Twitter announced today it was easing its 140-character limit for tweets, allowing users to add links, attachments and some other features within the short messages. The move comes as Twitter’s efforts to increase its user base and engagement have been sputtering, raising questions about its growth trend.
“Over the past decade, the tweet has evolved from a simple 140-character text message to a rich canvas for creative expression featuring photos, videos, hashtags, Vines, and more,” said Twitter product manager Todd Sherman in a statement.
“So, you can already do a lot in a tweet, but we want you to be able to do even more. In the coming months we’ll make changes to simplify tweets including what counts toward your 140 characters.”
Sherman said names in replies, and media attachments such as photos, videos, and polls will no longer be counted toward the character limit.
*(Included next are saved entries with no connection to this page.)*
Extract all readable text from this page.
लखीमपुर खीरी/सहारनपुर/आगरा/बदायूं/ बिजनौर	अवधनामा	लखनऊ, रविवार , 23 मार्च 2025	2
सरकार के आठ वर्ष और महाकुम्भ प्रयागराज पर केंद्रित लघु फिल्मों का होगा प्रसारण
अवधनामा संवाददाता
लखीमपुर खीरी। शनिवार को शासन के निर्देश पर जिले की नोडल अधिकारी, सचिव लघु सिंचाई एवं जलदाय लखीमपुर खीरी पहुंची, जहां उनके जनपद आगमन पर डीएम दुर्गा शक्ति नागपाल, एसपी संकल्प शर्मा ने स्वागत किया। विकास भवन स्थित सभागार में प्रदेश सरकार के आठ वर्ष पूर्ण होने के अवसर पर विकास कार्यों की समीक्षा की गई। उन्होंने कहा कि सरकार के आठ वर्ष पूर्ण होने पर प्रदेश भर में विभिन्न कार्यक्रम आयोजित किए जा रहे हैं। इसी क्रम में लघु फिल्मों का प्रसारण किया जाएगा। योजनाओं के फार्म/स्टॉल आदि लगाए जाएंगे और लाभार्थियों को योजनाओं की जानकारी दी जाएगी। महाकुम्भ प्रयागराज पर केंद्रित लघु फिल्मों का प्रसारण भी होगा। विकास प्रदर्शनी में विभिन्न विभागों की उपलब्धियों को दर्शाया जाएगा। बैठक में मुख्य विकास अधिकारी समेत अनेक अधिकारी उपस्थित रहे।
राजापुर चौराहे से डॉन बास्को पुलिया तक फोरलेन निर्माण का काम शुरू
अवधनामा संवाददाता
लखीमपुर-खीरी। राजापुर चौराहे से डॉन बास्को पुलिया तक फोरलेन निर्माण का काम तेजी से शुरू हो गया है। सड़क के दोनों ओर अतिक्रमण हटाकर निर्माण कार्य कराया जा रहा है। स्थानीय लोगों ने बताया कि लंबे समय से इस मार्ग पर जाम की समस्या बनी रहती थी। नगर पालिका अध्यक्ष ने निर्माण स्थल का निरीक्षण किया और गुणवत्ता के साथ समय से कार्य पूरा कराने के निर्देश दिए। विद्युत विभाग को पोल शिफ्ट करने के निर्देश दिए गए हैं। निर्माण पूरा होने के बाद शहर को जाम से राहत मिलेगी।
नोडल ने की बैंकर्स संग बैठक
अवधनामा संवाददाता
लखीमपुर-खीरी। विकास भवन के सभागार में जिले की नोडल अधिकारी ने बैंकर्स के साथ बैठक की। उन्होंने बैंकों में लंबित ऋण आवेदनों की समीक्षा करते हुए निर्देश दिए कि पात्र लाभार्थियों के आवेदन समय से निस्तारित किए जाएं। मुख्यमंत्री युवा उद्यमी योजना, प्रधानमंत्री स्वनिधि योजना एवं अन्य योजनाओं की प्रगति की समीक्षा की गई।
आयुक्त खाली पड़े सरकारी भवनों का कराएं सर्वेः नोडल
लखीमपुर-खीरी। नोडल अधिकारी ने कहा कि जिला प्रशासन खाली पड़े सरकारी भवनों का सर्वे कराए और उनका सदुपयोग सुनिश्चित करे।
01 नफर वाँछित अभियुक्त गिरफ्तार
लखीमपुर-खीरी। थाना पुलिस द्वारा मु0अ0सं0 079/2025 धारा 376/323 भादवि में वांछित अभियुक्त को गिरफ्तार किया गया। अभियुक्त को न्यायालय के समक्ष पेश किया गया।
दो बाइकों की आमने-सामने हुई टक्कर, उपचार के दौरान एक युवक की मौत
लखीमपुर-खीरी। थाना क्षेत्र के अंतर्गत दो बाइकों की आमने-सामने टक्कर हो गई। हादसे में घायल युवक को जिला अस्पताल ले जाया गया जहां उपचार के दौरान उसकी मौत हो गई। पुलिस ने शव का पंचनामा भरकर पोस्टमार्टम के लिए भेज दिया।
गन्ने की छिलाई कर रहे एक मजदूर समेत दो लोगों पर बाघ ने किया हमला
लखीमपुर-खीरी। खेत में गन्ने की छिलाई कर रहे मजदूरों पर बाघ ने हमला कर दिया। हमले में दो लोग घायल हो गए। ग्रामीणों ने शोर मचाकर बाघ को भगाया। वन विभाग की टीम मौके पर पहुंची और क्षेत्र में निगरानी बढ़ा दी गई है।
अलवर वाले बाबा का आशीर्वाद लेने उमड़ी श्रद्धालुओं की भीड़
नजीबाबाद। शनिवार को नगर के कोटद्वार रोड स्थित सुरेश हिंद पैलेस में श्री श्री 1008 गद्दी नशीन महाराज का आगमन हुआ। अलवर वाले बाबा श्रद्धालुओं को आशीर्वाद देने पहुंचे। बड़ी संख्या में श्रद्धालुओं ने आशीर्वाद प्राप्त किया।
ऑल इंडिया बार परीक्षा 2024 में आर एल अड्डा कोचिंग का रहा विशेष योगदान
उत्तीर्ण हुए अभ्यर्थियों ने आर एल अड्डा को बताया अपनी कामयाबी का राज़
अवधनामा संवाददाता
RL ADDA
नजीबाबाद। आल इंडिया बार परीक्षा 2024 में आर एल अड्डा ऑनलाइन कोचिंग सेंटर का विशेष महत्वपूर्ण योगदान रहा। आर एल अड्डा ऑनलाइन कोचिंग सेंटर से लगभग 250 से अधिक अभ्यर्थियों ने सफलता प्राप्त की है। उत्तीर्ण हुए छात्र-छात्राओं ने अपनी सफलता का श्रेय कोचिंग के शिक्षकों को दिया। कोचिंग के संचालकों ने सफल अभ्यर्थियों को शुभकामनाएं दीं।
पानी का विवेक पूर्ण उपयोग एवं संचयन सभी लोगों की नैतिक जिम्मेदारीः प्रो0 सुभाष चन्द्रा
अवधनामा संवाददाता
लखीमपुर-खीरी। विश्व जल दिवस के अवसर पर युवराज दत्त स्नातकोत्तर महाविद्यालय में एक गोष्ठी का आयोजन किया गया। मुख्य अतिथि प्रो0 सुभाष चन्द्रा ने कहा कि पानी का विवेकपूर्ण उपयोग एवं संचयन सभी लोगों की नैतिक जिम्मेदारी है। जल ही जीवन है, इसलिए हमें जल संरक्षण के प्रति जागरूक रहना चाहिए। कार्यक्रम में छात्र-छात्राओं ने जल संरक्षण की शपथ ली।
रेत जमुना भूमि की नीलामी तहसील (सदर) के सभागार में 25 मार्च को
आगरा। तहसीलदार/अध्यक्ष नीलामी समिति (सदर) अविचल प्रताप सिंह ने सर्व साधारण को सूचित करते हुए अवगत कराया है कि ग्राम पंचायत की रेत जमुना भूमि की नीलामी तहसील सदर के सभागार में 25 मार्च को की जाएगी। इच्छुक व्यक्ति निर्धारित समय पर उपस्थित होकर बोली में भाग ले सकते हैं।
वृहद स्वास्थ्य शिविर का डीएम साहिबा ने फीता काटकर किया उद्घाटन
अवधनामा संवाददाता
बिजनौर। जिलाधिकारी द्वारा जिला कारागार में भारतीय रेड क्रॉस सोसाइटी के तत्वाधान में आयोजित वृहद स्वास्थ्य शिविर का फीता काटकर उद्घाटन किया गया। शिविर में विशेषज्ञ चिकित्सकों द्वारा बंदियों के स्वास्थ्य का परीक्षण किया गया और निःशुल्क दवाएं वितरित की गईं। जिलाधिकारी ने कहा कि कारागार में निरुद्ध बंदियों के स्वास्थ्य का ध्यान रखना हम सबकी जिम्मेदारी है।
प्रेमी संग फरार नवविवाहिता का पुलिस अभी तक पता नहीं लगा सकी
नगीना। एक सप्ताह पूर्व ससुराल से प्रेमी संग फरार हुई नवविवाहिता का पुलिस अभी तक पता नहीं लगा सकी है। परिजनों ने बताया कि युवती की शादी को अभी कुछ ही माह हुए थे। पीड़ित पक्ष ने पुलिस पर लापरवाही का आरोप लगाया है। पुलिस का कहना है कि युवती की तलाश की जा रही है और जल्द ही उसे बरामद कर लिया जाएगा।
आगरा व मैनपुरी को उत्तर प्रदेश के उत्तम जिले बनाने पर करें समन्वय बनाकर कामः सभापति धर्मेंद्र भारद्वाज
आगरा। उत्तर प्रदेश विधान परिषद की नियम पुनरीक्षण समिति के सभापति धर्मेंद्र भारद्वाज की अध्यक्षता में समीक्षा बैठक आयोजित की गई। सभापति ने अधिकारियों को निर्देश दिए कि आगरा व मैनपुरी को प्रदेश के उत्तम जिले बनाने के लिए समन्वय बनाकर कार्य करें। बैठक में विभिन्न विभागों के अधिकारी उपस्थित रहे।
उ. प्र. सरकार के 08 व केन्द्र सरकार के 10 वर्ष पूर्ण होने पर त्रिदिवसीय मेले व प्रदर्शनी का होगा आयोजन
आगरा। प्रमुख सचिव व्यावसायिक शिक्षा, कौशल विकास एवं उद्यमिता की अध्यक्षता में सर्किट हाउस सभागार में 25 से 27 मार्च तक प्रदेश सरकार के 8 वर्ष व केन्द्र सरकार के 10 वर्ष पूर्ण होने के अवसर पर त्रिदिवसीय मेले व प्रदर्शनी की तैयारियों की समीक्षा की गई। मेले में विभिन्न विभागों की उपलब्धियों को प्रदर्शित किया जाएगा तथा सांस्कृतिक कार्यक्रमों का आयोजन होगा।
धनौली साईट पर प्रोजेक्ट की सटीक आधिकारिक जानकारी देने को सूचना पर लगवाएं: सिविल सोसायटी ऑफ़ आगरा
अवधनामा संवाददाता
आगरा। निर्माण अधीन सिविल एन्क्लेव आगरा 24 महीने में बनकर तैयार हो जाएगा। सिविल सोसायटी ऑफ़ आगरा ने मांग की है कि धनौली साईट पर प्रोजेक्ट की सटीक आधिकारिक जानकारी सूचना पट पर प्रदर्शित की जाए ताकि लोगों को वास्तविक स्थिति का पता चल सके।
He added that updates would be implemented “over the coming months” and that developer partners would be given the tools to enable the change on sites that use Twitter.
Relaxing the 140-character limit, which was set due to mobile phone text messaging constraints in place when Twitter launched in 2006, is expected to encourage more use and sharing of pictures, videos and links.
Sherman said a few other tweaks were being made to how Twitter works. One new feature will enable users to retweet or “quote” their own messages “when you want to share a new reflection or feel like a really good one went unnoticed.”
Twitter will also broadcast the “reply” tweet to all a user’s followers. This will eliminate the need for a sometimes misunderstood technique in which users had to add a character to a reply to allow it to be viewed broadly.
Twitter last month released a quarterly update that showed little change in its user base. In a key metric in the fast-evolving social media world, Twitter’s trend was flat.
The number of monthly active users was 310 million, up three percent from a year ago and only slightly higher than the 305 million in the previous quarter.